16.5mg progesterone cream applied daily resulted in minimal increases in serum progesterone. The corpus luteum secretes 50mg/day during peak production. (Must look at whole blood progesterone since transdermal steroids saturate RBC membranes--HHLO
Cowan LD, Cardis JA, Tonascia and G.S. Jones. Breast cancer incidence in Women with a history of progesterone deficiency. Am J Epidem 1981;114:209-17.
1083 women evaluated and treated for infertility from 1945-1965 were followed through 1978 to ascertain breast cancer incidence. Women in the progesterone deficiency group had 5.4 times the risk of premenopausal breast CA compared to those with infertility from non-hormonal causes. Women in the PD group had a 10x increase in risk from death from all malignant neoplasms compared to the NH group, but no difference in incidence of malignant neoplasms. The incidence in post-menopausal breast CA did not differ significantly between the two groups. Late first birth associated with increase breast CA because it prob. represents underlying hormonal abnormality
Cutolo M, Sulli A, Capellino S, Villaggio B, Montagna P, Seriolo B, Straub RH. Sex hormones influence on the immune system: basic and clinical aspects in autoimmunity. Lupus. 2004;13(9):635-8.

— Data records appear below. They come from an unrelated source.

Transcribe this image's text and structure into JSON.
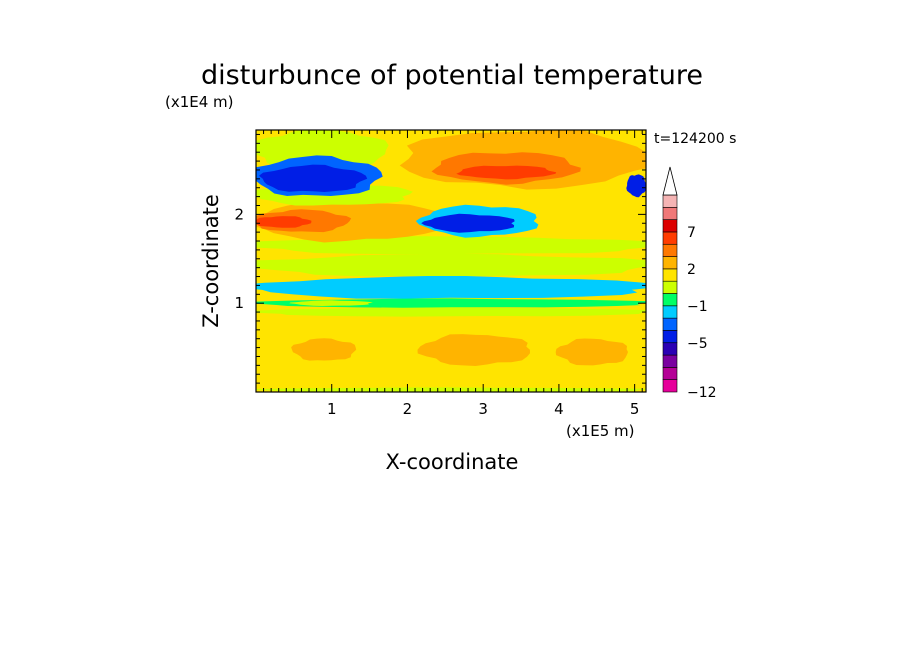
{
  "chart_data": {
    "type": "heatmap",
    "title": "disturbunce of potential temperature",
    "xlabel": "X-coordinate",
    "ylabel": "Z-coordinate",
    "x_unit": "(x1E5 m)",
    "y_unit": "(x1E4 m)",
    "time_label": "t=124200 s",
    "xlim": [
      0,
      5.15
    ],
    "ylim": [
      0,
      2.95
    ],
    "x_ticks": [
      {
        "value": 1,
        "label": "1"
      },
      {
        "value": 2,
        "label": "2"
      },
      {
        "value": 3,
        "label": "3"
      },
      {
        "value": 4,
        "label": "4"
      },
      {
        "value": 5,
        "label": "5"
      }
    ],
    "y_ticks": [
      {
        "value": 1,
        "label": "1"
      },
      {
        "value": 2,
        "label": "2"
      }
    ],
    "colorbar": {
      "colors": [
        "#e6009a",
        "#b40096",
        "#7a00a0",
        "#2a00b4",
        "#001ee6",
        "#0064ff",
        "#00ccff",
        "#00ff66",
        "#ccff00",
        "#ffe400",
        "#ffb400",
        "#ff7800",
        "#ff3c00",
        "#dc0000",
        "#f07878",
        "#f5b4b4"
      ],
      "labels": [
        {
          "value": -12,
          "label": "-12"
        },
        {
          "value": -5,
          "label": "-5"
        },
        {
          "value": -1,
          "label": "-1"
        },
        {
          "value": 2,
          "label": "2"
        },
        {
          "value": 7,
          "label": "7"
        }
      ],
      "label_levels": [
        0,
        4,
        7,
        10,
        13
      ]
    },
    "field": {
      "background": 1.0,
      "features": [
        {
          "x": [
            0,
            5.15
          ],
          "y": [
            0,
            0.85
          ],
          "value": 1.5
        },
        {
          "x": [
            0,
            5.15
          ],
          "y": [
            0,
            0.05
          ],
          "value": 0.0
        },
        {
          "x": [
            2.2,
            3.6
          ],
          "y": [
            0.3,
            0.65
          ],
          "value": 2.5
        },
        {
          "x": [
            4.0,
            4.9
          ],
          "y": [
            0.3,
            0.6
          ],
          "value": 2.5
        },
        {
          "x": [
            0.5,
            1.3
          ],
          "y": [
            0.35,
            0.6
          ],
          "value": 2.5
        },
        {
          "x": [
            0,
            5.15
          ],
          "y": [
            0.85,
            0.95
          ],
          "value": 0.0
        },
        {
          "x": [
            0,
            5.15
          ],
          "y": [
            0.95,
            1.05
          ],
          "value": -1.0
        },
        {
          "x": [
            0.5,
            1.5
          ],
          "y": [
            0.97,
            1.03
          ],
          "value": 0.0
        },
        {
          "x": [
            0,
            5.15
          ],
          "y": [
            1.05,
            1.3
          ],
          "value": -2.0
        },
        {
          "x": [
            0,
            5.15
          ],
          "y": [
            1.3,
            1.55
          ],
          "value": 0.0
        },
        {
          "x": [
            0,
            5.15
          ],
          "y": [
            1.55,
            1.75
          ],
          "value": 0.8
        },
        {
          "x": [
            0,
            2.4
          ],
          "y": [
            1.7,
            2.15
          ],
          "value": 2.2
        },
        {
          "x": [
            0,
            1.2
          ],
          "y": [
            1.8,
            2.05
          ],
          "value": 3.5
        },
        {
          "x": [
            0,
            0.7
          ],
          "y": [
            1.85,
            1.98
          ],
          "value": 5.5
        },
        {
          "x": [
            0,
            2.0
          ],
          "y": [
            2.1,
            2.35
          ],
          "value": 0.0
        },
        {
          "x": [
            2.0,
            5.15
          ],
          "y": [
            2.3,
            2.95
          ],
          "value": 2.2
        },
        {
          "x": [
            2.4,
            4.2
          ],
          "y": [
            2.35,
            2.7
          ],
          "value": 3.5
        },
        {
          "x": [
            2.7,
            3.9
          ],
          "y": [
            2.4,
            2.55
          ],
          "value": 5.0
        },
        {
          "x": [
            0,
            1.7
          ],
          "y": [
            2.5,
            2.95
          ],
          "value": 0.0
        },
        {
          "x": [
            2.2,
            3.7
          ],
          "y": [
            1.75,
            2.1
          ],
          "value": -3.0
        },
        {
          "x": [
            2.25,
            3.4
          ],
          "y": [
            1.8,
            2.0
          ],
          "value": -6.0
        },
        {
          "x": [
            0,
            1.6
          ],
          "y": [
            2.2,
            2.65
          ],
          "value": -3.5
        },
        {
          "x": [
            0.1,
            1.4
          ],
          "y": [
            2.25,
            2.55
          ],
          "value": -6.0
        },
        {
          "x": [
            4.9,
            5.15
          ],
          "y": [
            2.2,
            2.45
          ],
          "value": -5.0
        }
      ]
    }
  }
}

Sex hormones seem to play an important role as modulators of the autoimmune disease onset/perpetuation. Generally, steroid hormones are implicated in the immune response, with estrogens as enhancers at least of the humoral immunity and androgens and progesterone (and glucocorticoids) as natural immunosuppressors. Synovial fluid levels (SF) of proinflammatory estrogens relative to androgens are significantly elevated in both male and female rheumatoid arthritis (RA) patients, as compared to controls, which is most probably due to increase of local enzymatic aromatase activity. Serum levels of estrogens have been found altered in RA patients, particularly estradiol in man. Thus, available steroid prehormones are rapidly converted to proinflammatory estrogens in the synovial tissue in the presence of inflammatory cytokines (i.e., TNFalpha, IL-1, IL-6). The increased estrogen concentrations observed in RA SF of both sexes are characterized mainly by the hydroxylated forms, in particular, 16alpha-hydroxyestrone, showing a mitogenic tumor growth stimulating role. Altered serum hydroxylated estrogens have been found also in serum of systemic lupus erythematosus (SLE) patients. As a matter of fact, our recent studies indicate that 17-beta estradiol (E2) clearly enhanced the expression of markers of cell growth and proliferation, whereas testosterone (T) induced an increase of markers indicating DNA damage and apoptosis. In particular, our data further shows that the enhancing role of estrogens on immune/inflammatory response is exerted by activating the NFkB complex pathway. In conclusion, locally increased estrogens (i.e., synovial tissue in RA or skin in SLE) might exert activating effects on cell proliferation, including macrophages and fibroblasts, suggesting new roles for estrogens in autoimmunity.